Is it better to practice the electric guitar with or without an amp?

If you’re learning the electric guitar, you’ve probably noticed that unless you plug it into an amplifier or use an alternative, such as a computer, the notes are audible but very faint.

And if you like music with distortion or other effects, playing unplugged not only sounds lower in volume but also very different.

Should you practice with the amp or unplugged?

The simple answer is that you should do both. You should practice unplugged at times and with the amp turned on at others.

And if you play with distortion, you should alternate between practicing with a clean sound and practicing with distortion (or other effects like overdrive or fuzz).

When should you practice with an amp vs without. 

The obvious reason why you may want to practice the guitar without an amplifier is that you want to be quiet and not wake the neighbors.

However there are other reasons why you benefit from spending a portion of your practice time unplugged.

On the other hand, if you practice without an amplifier all of your time you will develop weaknesses that only show up when you practice with one.

Which part of your practice time should be plugged, and which part shouldn’t, depends mostly on the goals you set up for the practice session (unless you’re practicing without an amp in order to be quiet, which is determined by the situation around you rather than your guitar playing needs).


To get the most out of your practice time, every time you pick up the guitar to practice, you should have a specific goal in mind, no matter how small.

When you do this, you literally improve with each practice session.

The following are some examples of micro-goals:

  • Increase the speed of a guitar lick by 3 beats per minute.
  • Play a familiar scale while removing unwanted string noise..
  • Learn a new scale.
  • Use a familiar chord in a new chord progression.
  • Learn a new chord.
  • Improve the synchronization between your hands.
  • Stand up and practice a piece of music that you can easily play while sitting down.
  • Playing 5 consecutive full string bends, reaching the target note perfectly each time.
  • Play a guitar riff you already know and remove excessive tension in your body.
  • Learn a new piece of music.
  • Play a piece of music you know with a metronome.
  • Improve your phrasing by applying dynamic accents to licks and riffs you know.

When you have a micro-goal in mind, whether you use an amp or not and whether you use distortion or not, should be determined on the basis of what best achieves that goal.   

Let’s get specific with some of the examples of micro-goals provided above.

Increase the speed of a guitar lick

If you want to increase the speed of a guitar lick, spending part of your practice time unplugged can be very beneficial.

The faint sound of the notes forces you to pick the strings harder with your right hand which not only improves your picking articulation skills, but makes the lick feel easier when you play it with an amp.

And the easier something feels to play, the faster you can play it.

Reduce unwanted string noise

If you play the electric guitar with distortion the strings you’re not playing make an unwanted sound that lowers the quality of your guitar licks, riffs and solos.

In some genres of music, like punk and grunge, guitarists may at times deliberately leave strings buzzing to get a particular effect, but unless you’re looking for that your music will sound better if the only sound coming out of the guitar is the note (or group of notes – chords) that you’re playing.

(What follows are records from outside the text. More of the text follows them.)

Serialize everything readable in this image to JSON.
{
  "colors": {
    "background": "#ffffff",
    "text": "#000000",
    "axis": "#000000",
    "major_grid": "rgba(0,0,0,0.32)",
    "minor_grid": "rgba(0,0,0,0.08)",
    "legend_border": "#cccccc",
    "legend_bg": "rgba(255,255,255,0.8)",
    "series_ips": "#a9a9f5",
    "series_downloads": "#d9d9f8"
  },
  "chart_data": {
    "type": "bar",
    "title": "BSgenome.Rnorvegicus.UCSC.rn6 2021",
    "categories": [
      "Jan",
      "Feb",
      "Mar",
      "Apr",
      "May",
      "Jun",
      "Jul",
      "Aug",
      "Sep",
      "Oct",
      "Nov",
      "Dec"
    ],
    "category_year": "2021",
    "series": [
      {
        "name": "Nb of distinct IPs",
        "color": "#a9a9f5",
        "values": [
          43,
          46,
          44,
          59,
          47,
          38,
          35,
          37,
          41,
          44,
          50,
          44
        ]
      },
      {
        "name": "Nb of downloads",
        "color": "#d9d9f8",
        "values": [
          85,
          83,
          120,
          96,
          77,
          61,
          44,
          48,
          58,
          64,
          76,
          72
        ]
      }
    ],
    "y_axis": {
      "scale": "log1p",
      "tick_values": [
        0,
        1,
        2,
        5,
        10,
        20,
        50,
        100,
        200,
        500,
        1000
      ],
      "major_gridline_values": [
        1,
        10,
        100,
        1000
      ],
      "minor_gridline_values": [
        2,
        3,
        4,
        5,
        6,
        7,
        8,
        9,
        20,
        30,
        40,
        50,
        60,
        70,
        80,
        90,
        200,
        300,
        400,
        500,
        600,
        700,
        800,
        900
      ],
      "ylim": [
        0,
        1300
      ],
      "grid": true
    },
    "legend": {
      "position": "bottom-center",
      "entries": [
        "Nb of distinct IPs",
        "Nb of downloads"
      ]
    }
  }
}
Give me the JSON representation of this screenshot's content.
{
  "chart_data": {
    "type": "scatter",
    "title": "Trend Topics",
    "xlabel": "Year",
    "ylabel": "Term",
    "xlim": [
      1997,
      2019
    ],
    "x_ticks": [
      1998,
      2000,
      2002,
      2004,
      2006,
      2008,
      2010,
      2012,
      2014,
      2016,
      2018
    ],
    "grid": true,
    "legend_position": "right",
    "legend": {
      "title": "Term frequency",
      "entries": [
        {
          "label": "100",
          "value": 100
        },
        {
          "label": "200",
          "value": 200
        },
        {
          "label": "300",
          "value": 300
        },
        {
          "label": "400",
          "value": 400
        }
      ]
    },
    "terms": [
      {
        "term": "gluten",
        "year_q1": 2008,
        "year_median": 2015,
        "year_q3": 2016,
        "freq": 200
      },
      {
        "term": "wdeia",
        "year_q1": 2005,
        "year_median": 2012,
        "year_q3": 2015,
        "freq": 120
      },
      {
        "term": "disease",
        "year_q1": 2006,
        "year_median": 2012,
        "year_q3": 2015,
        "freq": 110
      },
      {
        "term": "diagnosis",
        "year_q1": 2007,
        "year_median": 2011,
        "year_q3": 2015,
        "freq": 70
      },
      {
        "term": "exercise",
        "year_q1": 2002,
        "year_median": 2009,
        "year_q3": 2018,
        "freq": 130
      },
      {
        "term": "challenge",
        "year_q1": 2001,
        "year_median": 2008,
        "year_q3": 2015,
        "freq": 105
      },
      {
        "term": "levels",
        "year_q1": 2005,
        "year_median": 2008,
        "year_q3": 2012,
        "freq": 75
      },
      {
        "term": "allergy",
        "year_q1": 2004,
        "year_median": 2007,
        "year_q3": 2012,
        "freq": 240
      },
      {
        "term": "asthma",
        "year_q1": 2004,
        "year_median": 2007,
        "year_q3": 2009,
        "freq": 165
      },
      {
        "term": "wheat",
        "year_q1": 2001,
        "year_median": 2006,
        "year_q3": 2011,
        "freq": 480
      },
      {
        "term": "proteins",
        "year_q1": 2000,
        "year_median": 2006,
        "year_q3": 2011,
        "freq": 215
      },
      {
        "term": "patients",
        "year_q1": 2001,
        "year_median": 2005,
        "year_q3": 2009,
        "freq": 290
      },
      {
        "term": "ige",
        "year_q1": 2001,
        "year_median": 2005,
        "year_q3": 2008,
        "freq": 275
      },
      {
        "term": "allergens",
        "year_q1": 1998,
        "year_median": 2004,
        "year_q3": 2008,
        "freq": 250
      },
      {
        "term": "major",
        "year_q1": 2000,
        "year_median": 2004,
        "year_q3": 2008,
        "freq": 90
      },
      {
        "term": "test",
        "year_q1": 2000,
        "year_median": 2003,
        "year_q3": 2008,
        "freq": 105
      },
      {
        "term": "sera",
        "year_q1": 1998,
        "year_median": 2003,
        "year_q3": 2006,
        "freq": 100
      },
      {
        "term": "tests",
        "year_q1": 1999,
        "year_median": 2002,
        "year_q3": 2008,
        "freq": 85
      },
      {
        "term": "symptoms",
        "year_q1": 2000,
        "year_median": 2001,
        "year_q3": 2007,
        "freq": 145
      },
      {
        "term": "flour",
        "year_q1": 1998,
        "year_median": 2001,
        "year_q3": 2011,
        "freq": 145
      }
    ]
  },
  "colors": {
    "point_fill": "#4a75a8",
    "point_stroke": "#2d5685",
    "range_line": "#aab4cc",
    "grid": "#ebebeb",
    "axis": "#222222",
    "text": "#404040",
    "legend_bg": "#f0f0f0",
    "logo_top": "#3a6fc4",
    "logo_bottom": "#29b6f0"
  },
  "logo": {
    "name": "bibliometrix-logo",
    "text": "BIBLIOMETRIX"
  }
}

Now, if you only practice the guitar without an amplifier, this problem will not surface, so you won’t think it needs to be taken care of.

If you practice with the amp clean, this problem will barely surface either.

Thus, if the style of music you play involves the use of distortion, you should spend part of your practice time with the distortion on so that you can detect and fix these unwanted noises with left or right hand muting.

Better still, if your goal is to work on cleaning your music from these unwanted noises, you should practice the guitar with maximum gain and a loud volume.

In the same way that practicing unplugged improves your picking hand’s attack by making the situation more difficult, practicing at a loud volume makes it harder to control the unwanted noises, and you’ll find it easier to do so when you practice at your normal volume.

Learning a new scale or chord

When learning a new scale or chord, it makes no difference whether you practice with an amp or unplugged.

When you learn a new pattern on the guitar, regardless of the sound you hear, you will develop the necessary muscle memory.

Playing music you already know with a metronome

After you learn a new piece of music, you should try playing it with a metronome to check if you can play it on time.

My preferred setting when practicing with a metronome is a clean amp at a low volume but any setting will help you reach your goal.

String bending

Since string bending technique involves a lot of input from your ear to determine whether you hit the targeted note or not, it’s a good idea to practice it without an amp, with an amp, as well as with distortion and other effects.

This enables you to focus on different things when using different settings, training your ear all along.

For instance playing unplugged forces you to pay close attention to hear the notes, while playing with distortion forces you to mute the adjacent strings to the one you’re bending.

Goal oriented guitar practice

While I hope this article answers the question of whether or not you should practice the electric guitar with an amplifier, the most important takeaway you should get from it is the importance of setting goals and making decisions about your practicing sessions based on them.

This can be applied to other guitar practicing decisions such as whether to use a metronome, to practice the guitar standing up, which type of pick to use, whether you should learn music theory and how much, and other things that determine how you will spend the time you allocate for learning the instrument.